|DOLD, CHRISTIAN - Orise Fellow|
|Sauer, Thomas - Tom|
|WACHA, KENNETH - Orise Fellow|
Submitted to: Agrosystems, Geosciences & Environment
Publication Type: Peer Reviewed Journal
Publication Acceptance Date: 9/30/2018
Publication Date: 3/17/2019
Publication URL: https://handle.nal.usda.gov/10113/6550429
Citation: Dold, C., Hatfield, J.L., Prueger, J.H., Sauer, T.J., Moorman, T.B., Wacha, K.M. 2019. Impact of management practices on carbon and water fluxes in corn-soybean rotations. Agrosystems, Geosciences & Environment. 2(1). https://doi.org/10.2134/age2018.08.0032.
Interpretive Summary: Corn and soybean are important crops in Iowa, and crop management typically comprises tillage activities, yet, improvements in management practices may have substantial impact on available water and soil organic carbon. Four eddy covariance stations monitored water and carbon gains and losses in 2016/2017 in two corn-soybean rotation systems – a conventional and a reduced till and cover crop (i.e., aspirational) system. The amount of carbon stored on the aspirational site was higher than on the conventional site for both crops because less carbon was respired from soil and plants. In spring before planting, carbon was mineralized faster on the conventional than on the aspirational site, probably because the plant residues were tilled into the soil, which enhanced mineralization. The soybean-years were a carbon source (that is, carbon is lost from the system) in both management systems. The amount of water transpired by plants and evaporated from soils was similar at all sites. The efficiency to use one unit of water to produce one unit of carbon was higher in the conventional systems. Since the cover crop development was poor, the impact in the aspirational system was probably due to soil management. This research is important for scientist, farmers, and extensionists, who want to know which corn-soybean production system is more efficient in storing carbon and in water use.

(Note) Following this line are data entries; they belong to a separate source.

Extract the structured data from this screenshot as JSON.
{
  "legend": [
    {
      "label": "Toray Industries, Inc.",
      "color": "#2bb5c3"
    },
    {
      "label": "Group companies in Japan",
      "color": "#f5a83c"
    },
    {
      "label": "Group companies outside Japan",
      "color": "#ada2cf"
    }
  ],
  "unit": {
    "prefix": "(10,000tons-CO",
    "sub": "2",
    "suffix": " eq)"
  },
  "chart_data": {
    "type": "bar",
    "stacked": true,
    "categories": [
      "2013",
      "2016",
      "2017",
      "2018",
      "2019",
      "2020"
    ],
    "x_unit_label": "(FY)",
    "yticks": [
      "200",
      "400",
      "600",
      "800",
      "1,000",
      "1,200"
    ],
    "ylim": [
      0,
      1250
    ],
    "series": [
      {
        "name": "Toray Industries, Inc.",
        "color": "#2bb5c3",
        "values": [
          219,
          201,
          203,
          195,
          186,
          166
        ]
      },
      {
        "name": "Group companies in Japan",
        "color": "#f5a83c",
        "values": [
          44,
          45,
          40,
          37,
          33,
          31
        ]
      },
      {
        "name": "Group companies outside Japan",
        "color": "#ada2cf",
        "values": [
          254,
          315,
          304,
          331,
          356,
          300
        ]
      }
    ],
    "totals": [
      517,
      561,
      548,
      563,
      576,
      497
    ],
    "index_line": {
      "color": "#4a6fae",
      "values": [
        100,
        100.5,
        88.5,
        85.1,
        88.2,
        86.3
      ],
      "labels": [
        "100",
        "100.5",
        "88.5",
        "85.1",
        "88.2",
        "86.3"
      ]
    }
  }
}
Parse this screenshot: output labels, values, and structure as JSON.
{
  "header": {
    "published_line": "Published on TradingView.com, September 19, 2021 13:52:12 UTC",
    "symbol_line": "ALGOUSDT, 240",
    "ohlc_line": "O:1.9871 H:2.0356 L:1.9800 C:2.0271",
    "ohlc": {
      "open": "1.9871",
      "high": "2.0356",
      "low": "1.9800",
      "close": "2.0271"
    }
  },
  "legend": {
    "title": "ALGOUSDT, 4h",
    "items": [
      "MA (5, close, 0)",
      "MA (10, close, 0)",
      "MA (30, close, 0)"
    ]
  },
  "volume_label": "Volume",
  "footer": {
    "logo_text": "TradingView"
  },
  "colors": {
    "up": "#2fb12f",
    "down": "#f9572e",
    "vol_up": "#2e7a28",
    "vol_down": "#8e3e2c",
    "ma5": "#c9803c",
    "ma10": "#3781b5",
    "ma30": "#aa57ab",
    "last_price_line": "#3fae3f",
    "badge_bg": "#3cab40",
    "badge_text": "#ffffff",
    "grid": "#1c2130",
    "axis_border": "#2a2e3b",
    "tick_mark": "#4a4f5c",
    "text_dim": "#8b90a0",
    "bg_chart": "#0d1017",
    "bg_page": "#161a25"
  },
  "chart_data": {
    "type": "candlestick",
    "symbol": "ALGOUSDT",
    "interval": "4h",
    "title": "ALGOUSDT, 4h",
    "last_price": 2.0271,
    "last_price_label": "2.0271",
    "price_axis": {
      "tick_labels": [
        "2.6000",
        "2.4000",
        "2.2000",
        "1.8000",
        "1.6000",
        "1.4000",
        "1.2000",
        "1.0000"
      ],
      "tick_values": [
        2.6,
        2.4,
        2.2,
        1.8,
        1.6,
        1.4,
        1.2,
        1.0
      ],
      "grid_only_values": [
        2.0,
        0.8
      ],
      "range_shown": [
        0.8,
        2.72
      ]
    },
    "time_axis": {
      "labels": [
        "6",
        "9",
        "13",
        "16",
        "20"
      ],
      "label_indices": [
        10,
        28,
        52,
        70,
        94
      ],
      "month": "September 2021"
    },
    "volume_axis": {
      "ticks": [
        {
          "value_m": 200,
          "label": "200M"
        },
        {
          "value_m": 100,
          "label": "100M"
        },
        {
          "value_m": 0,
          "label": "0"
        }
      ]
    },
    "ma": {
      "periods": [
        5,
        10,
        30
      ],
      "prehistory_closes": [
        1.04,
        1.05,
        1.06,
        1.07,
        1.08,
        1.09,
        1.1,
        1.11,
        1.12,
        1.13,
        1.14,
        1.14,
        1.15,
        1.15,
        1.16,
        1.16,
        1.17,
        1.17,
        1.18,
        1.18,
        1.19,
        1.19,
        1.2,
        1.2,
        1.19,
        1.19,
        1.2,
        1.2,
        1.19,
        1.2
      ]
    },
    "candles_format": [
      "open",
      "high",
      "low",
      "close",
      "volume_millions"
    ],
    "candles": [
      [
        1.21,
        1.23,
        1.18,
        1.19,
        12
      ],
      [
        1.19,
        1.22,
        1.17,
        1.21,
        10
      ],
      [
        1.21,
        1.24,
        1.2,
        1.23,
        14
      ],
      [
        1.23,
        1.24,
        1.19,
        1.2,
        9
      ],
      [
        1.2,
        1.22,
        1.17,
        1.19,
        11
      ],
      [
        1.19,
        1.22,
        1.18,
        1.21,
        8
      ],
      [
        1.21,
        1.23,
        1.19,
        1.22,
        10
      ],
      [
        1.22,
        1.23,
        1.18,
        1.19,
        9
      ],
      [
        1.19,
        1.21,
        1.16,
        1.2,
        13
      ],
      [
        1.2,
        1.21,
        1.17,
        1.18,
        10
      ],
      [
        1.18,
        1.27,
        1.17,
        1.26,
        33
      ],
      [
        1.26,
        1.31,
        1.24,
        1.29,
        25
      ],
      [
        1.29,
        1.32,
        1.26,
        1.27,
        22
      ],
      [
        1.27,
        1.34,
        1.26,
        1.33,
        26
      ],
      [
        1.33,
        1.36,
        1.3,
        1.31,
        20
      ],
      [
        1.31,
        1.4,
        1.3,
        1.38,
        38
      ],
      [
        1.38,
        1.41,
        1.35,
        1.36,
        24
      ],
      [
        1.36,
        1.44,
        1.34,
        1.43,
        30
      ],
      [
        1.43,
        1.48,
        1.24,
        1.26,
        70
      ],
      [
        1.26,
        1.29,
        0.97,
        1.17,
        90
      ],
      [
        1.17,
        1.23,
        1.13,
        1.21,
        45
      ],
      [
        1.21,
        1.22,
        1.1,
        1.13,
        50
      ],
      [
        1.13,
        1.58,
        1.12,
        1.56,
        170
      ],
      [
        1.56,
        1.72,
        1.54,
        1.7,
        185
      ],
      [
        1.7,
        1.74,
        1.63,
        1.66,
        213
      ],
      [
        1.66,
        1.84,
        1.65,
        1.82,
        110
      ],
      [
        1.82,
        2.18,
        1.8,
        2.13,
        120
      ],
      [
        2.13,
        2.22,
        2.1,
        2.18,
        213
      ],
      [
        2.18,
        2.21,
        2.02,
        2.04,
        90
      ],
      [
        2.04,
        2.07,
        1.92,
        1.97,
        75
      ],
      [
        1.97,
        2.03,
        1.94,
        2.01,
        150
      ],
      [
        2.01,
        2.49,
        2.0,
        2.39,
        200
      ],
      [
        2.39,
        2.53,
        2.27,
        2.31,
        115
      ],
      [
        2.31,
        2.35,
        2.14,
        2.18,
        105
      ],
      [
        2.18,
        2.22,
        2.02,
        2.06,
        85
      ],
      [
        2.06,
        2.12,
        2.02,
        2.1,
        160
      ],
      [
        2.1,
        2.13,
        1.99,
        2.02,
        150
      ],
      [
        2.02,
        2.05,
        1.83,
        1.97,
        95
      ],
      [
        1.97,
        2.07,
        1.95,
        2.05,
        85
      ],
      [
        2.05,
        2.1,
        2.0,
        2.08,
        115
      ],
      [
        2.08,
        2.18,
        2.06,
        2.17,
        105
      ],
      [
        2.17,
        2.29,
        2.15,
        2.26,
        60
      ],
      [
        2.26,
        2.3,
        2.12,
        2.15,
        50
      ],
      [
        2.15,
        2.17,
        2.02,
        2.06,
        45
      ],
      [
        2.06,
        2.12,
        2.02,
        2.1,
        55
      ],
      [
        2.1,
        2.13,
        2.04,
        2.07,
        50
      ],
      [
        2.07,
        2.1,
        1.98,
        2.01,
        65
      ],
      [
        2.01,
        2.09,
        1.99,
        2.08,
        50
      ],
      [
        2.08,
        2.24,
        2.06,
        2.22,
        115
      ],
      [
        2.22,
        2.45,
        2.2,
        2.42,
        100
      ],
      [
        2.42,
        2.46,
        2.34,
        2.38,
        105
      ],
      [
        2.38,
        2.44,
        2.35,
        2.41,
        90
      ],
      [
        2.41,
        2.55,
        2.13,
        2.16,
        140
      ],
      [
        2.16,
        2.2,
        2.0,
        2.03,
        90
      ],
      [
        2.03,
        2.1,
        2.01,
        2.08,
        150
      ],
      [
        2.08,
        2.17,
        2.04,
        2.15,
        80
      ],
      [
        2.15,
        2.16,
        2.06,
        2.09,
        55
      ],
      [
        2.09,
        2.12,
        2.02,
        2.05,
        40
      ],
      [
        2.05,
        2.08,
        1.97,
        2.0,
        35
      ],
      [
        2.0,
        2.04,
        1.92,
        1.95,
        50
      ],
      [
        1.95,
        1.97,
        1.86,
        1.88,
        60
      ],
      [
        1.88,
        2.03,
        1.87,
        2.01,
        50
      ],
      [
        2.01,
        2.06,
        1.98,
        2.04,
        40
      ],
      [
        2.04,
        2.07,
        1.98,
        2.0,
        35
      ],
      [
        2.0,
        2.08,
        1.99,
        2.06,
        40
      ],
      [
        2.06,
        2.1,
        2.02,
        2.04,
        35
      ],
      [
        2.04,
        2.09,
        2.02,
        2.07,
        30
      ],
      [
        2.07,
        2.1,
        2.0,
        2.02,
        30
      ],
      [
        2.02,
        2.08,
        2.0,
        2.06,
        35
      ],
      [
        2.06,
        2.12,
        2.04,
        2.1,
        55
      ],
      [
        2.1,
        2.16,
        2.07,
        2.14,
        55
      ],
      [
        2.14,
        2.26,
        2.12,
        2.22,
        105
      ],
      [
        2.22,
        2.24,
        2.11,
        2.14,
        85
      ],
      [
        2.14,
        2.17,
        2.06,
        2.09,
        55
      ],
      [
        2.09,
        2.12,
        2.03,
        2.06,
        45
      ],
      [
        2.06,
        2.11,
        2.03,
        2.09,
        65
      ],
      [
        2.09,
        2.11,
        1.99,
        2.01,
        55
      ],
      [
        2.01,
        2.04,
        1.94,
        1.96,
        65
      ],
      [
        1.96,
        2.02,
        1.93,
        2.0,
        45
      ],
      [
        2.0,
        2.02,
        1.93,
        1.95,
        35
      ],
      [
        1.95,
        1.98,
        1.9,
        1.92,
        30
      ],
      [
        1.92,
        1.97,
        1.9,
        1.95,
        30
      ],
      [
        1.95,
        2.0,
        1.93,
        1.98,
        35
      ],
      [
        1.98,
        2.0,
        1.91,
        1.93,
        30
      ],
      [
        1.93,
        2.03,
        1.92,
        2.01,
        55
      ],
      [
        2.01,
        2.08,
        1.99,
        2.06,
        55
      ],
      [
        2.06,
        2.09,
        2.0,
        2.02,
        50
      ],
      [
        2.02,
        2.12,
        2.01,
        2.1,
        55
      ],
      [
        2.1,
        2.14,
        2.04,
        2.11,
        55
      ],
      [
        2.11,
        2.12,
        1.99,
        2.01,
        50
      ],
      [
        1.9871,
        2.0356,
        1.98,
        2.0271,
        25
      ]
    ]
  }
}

Technical Abstract: Corn [Zea mays L.] and soybean [Glycine max (Merr.) L] are important crops in Iowa, and crop management typically comprises tillage activities, yet improvements in management practices may have substantial impact on carbon and water dynamics. Four eddy covariance stations monitored evapotranspiration (ET) and net ecosystem production (NEP) in 2016/2017 in two corn-soybean rotation systems – a conventional and a reduced till and cover crop (i.e., aspirational) system. Net biome production (NBP), gross primary production (GPP), ecosystem respiration (RE), and water use efficiency (IWUE*) were calculated. Total NEP on the aspirational site was higher than the conventional site with 565 versus 421 g C m-2 in corn, and 108 versus -64 g C m-2 in soybean, respectively. The aspirational system RE was lower than under conventional management for both corn and soybean. Thus, GPP was lower in aspirational than conventional corn with 1285 and 1405 g C m-2, and higher in soybean with 750 and 742 g C m-2. Linear regression analysis (p < 0.05) also showed higher NEP slopes in spring in conventional than the aspirational system with -0.016 and -0.004 in soybean, and -0.012 and -0.005 in corn, respectively. The soybean-years were a carbon source in both management systems. While annual ET was similar among crops and management with 589 – 610 mm, the growing season IWUE* was higher in the conventional system in both crops. Since the cover crop development was poor, the impact in the aspirational system was probably due to soil management.